It’s all just a bleeding-heart handout to the poors who don’t know the difference between “yea” and “yay,” who cling to a sense of the proliferation of the latter locution by “influencers” (and their confederates among the hoi polloi) as ego-preserving justification for their ignorance.
Oh, wait. You didn’t want a reasoned discussion about policy, personal responsibility, and whether and how the community might feel some kind of kinship to the downtrodden, did you? I mean, you posted it here and you appear to be less than stellar in your morality and intellect, so perhaps I unfairly jumped the gun.
47.4% of Medicaid and CHIP recipients are children you absolute pieces of human garbage.
Hey man. Maybe those “pieces of garbage” were just kindly figuring that if you take away benefits from adults who didn’t do the right thing in the first place when the child was conceived, ostracize them, and double down by calling them names publicly, those troubled souls would just straighten up and fly right and provide a better life for those kids.
Use your head. You’re talking to people who are street-smart, hard-headed pragmatists, not Ivory Tower Liberals with their pie-in-the sky ideals. They know those kids will be just fine as long as idiots like you finally come around to pulling the right lever in the booth each November. They know facts, and you follow your wimpy feelings.
And you better believe those Patriots have an outstanding answer for how they cast this as a situation where Medicare is for seniors but Medicaid is for goldbrickers (including, I’d have to imagine, the nearly 8 million Americans over 65 who are on Medicaid as well as developmentally disabled adults (remember that we’re pro-Life right up until the baby is born), those disabled in workplace accidents whose other compensation has not covered all expenses, an military vets under similar circumstances (I mean, PTSD, pfffft. Show us an effin wound).
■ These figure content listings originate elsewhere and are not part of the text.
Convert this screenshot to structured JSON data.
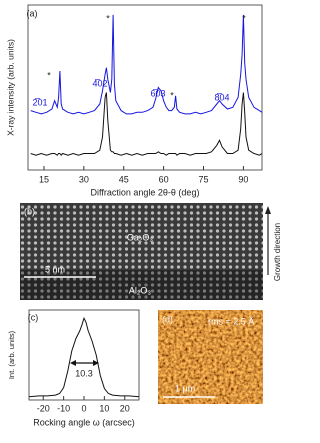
{
  "chart_data": [
    {
      "type": "line",
      "x_label": "Diffraction angle 2θ-θ (deg)",
      "y_label": "X-ray intensity (arb. units)",
      "x": [
        10,
        12,
        14,
        16,
        18,
        19,
        20,
        20.5,
        21,
        21.5,
        22,
        24,
        26,
        28,
        30,
        32,
        34,
        36,
        37,
        38,
        38.5,
        39,
        40,
        40.5,
        41,
        41.5,
        42,
        44,
        46,
        48,
        50,
        52,
        54,
        56,
        57,
        58,
        59,
        60,
        61,
        62,
        63,
        64,
        64.5,
        65,
        66,
        68,
        70,
        72,
        74,
        76,
        78,
        80,
        81,
        82,
        84,
        86,
        88,
        89,
        89.5,
        90,
        90.5,
        91,
        92,
        94,
        96,
        97
      ],
      "series": [
        {
          "color": "#1515e0",
          "values": [
            36,
            35,
            34,
            35,
            37,
            42,
            38,
            44,
            60,
            40,
            37,
            35,
            34,
            35,
            34,
            35,
            36,
            40,
            48,
            58,
            62,
            55,
            47,
            55,
            94,
            52,
            42,
            36,
            34,
            34,
            35,
            35,
            36,
            38,
            43,
            50,
            48,
            42,
            38,
            36,
            36,
            38,
            45,
            37,
            35,
            34,
            34,
            35,
            34,
            35,
            36,
            40,
            42,
            40,
            37,
            38,
            44,
            58,
            70,
            94,
            65,
            55,
            44,
            38,
            36,
            35
          ]
        },
        {
          "color": "#111111",
          "values": [
            10,
            9,
            10,
            9,
            10,
            10,
            9,
            10,
            10,
            9,
            10,
            9,
            10,
            9,
            10,
            10,
            10,
            12,
            20,
            44,
            47,
            30,
            12,
            11,
            11,
            10,
            10,
            9,
            10,
            9,
            10,
            9,
            10,
            10,
            10,
            11,
            10,
            10,
            9,
            10,
            10,
            10,
            10,
            9,
            10,
            10,
            9,
            10,
            10,
            10,
            11,
            15,
            18,
            14,
            10,
            10,
            12,
            25,
            40,
            47,
            35,
            20,
            12,
            10,
            9,
            10
          ]
        }
      ],
      "xlim": [
        9,
        97
      ],
      "ylim": [
        0,
        100
      ],
      "xticks": [
        15,
        30,
        45,
        60,
        75,
        90
      ],
      "annotations": [
        "(a)",
        "2̅01",
        "*",
        "4̅02",
        "*",
        "6̅03",
        "*",
        "8̅04",
        "*"
      ]
    },
    {
      "type": "line",
      "x_label": "Rocking angle ω (arcsec)",
      "y_label": "Int. (arb. units)",
      "x": [
        -27,
        -22,
        -18,
        -14,
        -12,
        -10,
        -8,
        -6,
        -4,
        -2,
        -1,
        0,
        1,
        2,
        4,
        6,
        8,
        10,
        12,
        14,
        18,
        22,
        27
      ],
      "series": [
        {
          "color": "#111111",
          "values": [
            0.04,
            0.05,
            0.05,
            0.06,
            0.08,
            0.15,
            0.35,
            0.6,
            0.75,
            0.85,
            0.92,
            1.0,
            0.95,
            0.85,
            0.72,
            0.55,
            0.3,
            0.14,
            0.08,
            0.06,
            0.05,
            0.05,
            0.04
          ]
        }
      ],
      "xlim": [
        -27,
        27
      ],
      "ylim": [
        0,
        1.1
      ],
      "xticks": [
        -20,
        -10,
        0,
        10,
        20
      ],
      "annotations": [
        "(c)",
        "10.3"
      ]
    }
  ],
  "images": {
    "b": {
      "label": "(b)",
      "top": "Ga₂O₃",
      "scale": "5 nm",
      "bottom": "Al₂O₃",
      "side": "Growth direction"
    },
    "d": {
      "label": "(d)",
      "rms": "rms = 2.5 Å",
      "scale": "1 µm"
    }
  }
}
47.4% of Medicaid and CHIP recipients are children you absolute pieces of human garbage.
So? Why should we subsidize unproductive and unintelligent members of society - women on welfare - to have kids? Give subsidies to more intelligent parents instead. The world would be a better place if Elon Musk or even just normal, upper-middle class families had 13 kids and women on welfare had one or none.
47.4% of Medicaid and CHIP recipients are children you absolute pieces of human garbage.
So? Why should we subsidize unproductive and unintelligent members of society - women on welfare - to have kids? Give subsidies to more intelligent parents instead. The world would be a better place if Elon Musk or even just normal, upper-middle class families had 13 kids and women on welfare had one or none.
Likely an either-or fallacy, in spite of the reality of finite resources. Not every optimizati9n problem is a zero-sum game or something similar (in fact, very few are).
You a eugenics fan, too? Love you some Margaret Sanger? You been pushing at the state legislatures on that score? Crowdfunding for Planned Parenthood and hounding that org to move away from its general healthcare priorities and more toward the “get us some zygotes with a greater promise of productivity” tack?
Good to know no one on Letsrun has an elderly or disabled parent.
Alan
The elderly are covered by Medicare, not Medicaid.
About 17% of the elderly receive both Medicare and Medicaid benefits.
Social Security benefits have not kept up with inflation, and even if workers thought they had saved enough extra, the rising costs of basic health care and everything else make it difficult to survive for many older people.
Medicare is not free health care, and it does not cover all aspects of health care.
We should reverse many of the Biden and Obama era Medicaid expansions and reduce the subsidies for Obamacare to match the taxation expansions enacted to fund them. The combined programs were not designed with adequate funding mechanisms and should be adjusted accordingly. Even if you exclude the COVID expansion and subsequent rollback, Biden and Obama added 33.8 million Americans to Medicaid (a 71.6% expansion during which time the population only increased 11%). Annual Medicaid costs rose $472 billion between 2008 and 2022 (from $352 billion to $824 billion, a 134% increase). Obamacare subsidies add another $125 billion a year. So you have these two expensive programs costing about $600 billion extra per year over the 2008 baseline with maybe enough revenue from the enacted taxes to cover the subsidies, but nothing to cover the Medicaid expansion. Federal revenue is not the problem. Expenditures are the problem.